The official Queensland Treasury number released in late January was that the coal industry was set to lose about 15 million tonnes in coal production as a result of the floods.
The official Queensland Treasury number released in late January was that the coal industry was set to lose about 15 million tonnes in coal production as a result of the floods. Daryl Wright

WITH the sun out and people beginning to put one of the wettest seasons on record behind them, it is hard to imagine that 75% of Queensland mines are still inundated by water.

Speaking at the Surat Basin Coal and Energy conference yesterday, Queensland Resources Council chief executive Michael Roche reminded people that the problem of water on Bowen Basin mine sites was far from over.

Mr Roche showed a photo of a flooded pit at one of the mines in the Bowen Basin, which still contained 48 gigalitres (one gigalitre is equivalent to 100,000,000 litres) of water, which had built up over the wet season.

Mr Roche joked, saying he thought the mine would have gotten rid of about one gigalitre by now, only leaving them with 47 gigalitres to worry about.

“Basically what the mines are doing is moving water around on site, from pit to pit,” he said.

“I flew over the mines recently and there was activity, but still pit after pit was filled with water.

“They need to get rid of that water but the challenge is how and when.”

Mr Roche said the problem was serious and must not be overlooked.

“While the commission of inquiry understandably is focusing on the human impacts around Toowoomba, Grantham and Brisbane, we think the commission inquiry needs to take into account the huge economic cost to the state and the coal industry in particular.

The official Queensland Treasury number released in late January was that the coal industry was set to lose about 15 million tonnes in coal production as a result of the floods.

“We thought at the time a minimum 30 million tonnes and it could be as high as 53 million tonnes,” Mr Roche said.

“We think now it will be somewhere between 30 and 53, perhaps around the 40 million mark; that is the equivalent of wiping out all of the economic growth in Queensland for 2009/10.”

“Ironically, government is going to have a large bill out of the disasters, a lot of infrastructure to be restored and rebuilt.

"Yet one of the major sources of potential funding for that effort continues to be hampered.

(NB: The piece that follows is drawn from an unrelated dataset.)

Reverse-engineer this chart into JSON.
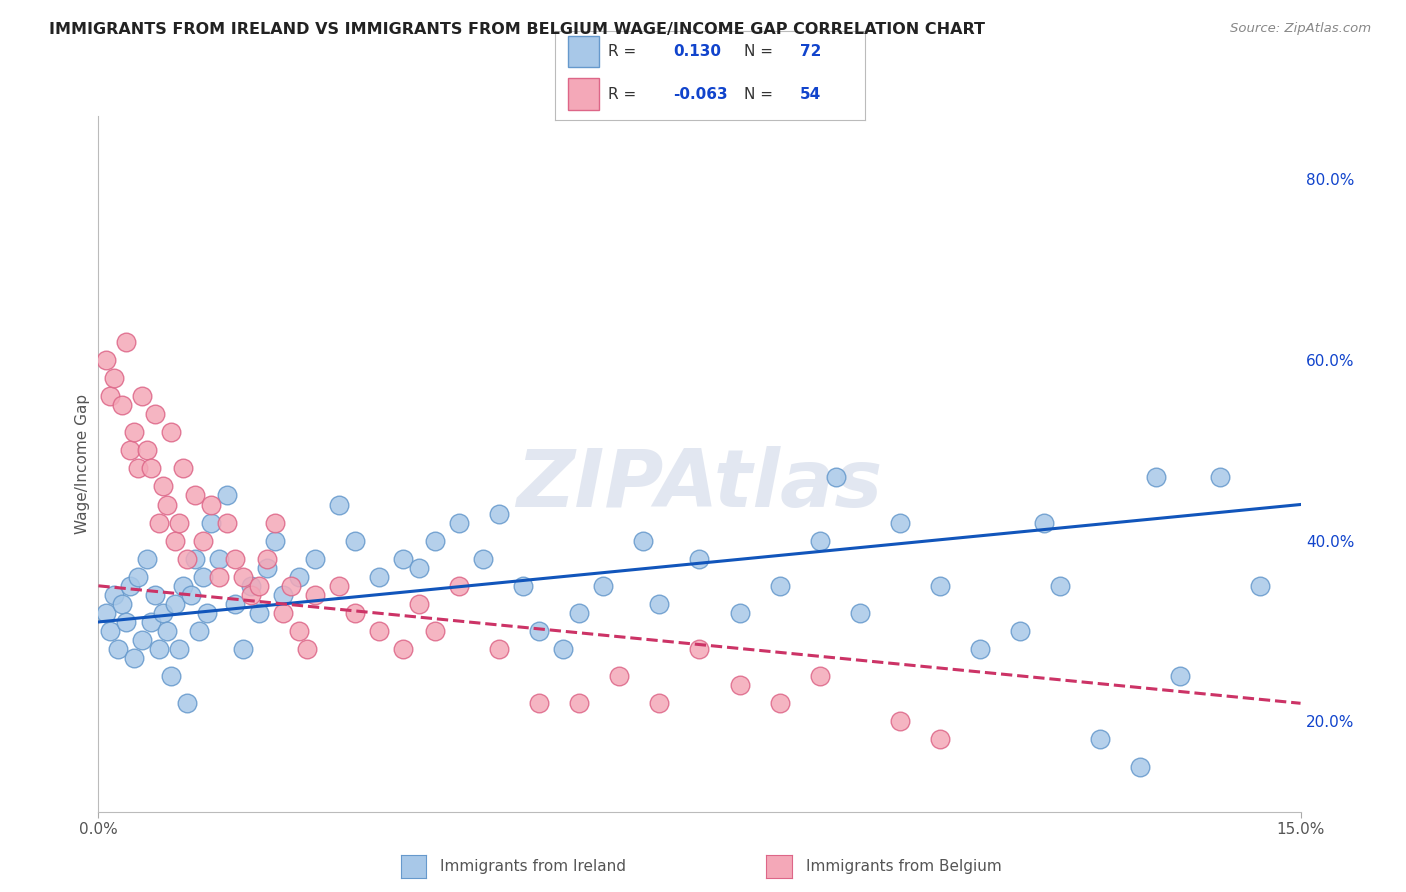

“We don’t believe the Queensland government believed or wanted to believe the extent of the problem,” he said.

After a 2010/11 wet season that could only be described as disastrous for the coal mining sector, Mr Roche said the industry had to look towards preparing for the 2011/12 season.

“The damage for this financial year has been done. We can’t just hope that next wet season will be more normal, but what we do know is that lots of mines will be carrying a lot of water going into 2011/12.

“What the companies are telling me is the single largest problem they have is that under the new water discharge conditions, which came into force in 2009, they were not able to deal with the build-up of water on their sites in 2008/09, therefore, not able to get ready for the wet season we have just come through.

“Many mines went into this wet season with substantial quantities of water and then this wet season has just played havoc with so many of them.

Mr Roche said the Queensland Resources Council was hoping that next wet season the environmental authorities themselves would be more robust in terms of allowing mines to prepare for the season after.

“We hope we get a bit of relief with a normal dry season, but I do have a concern we are very vulnerable to a repeat of the season we just had.”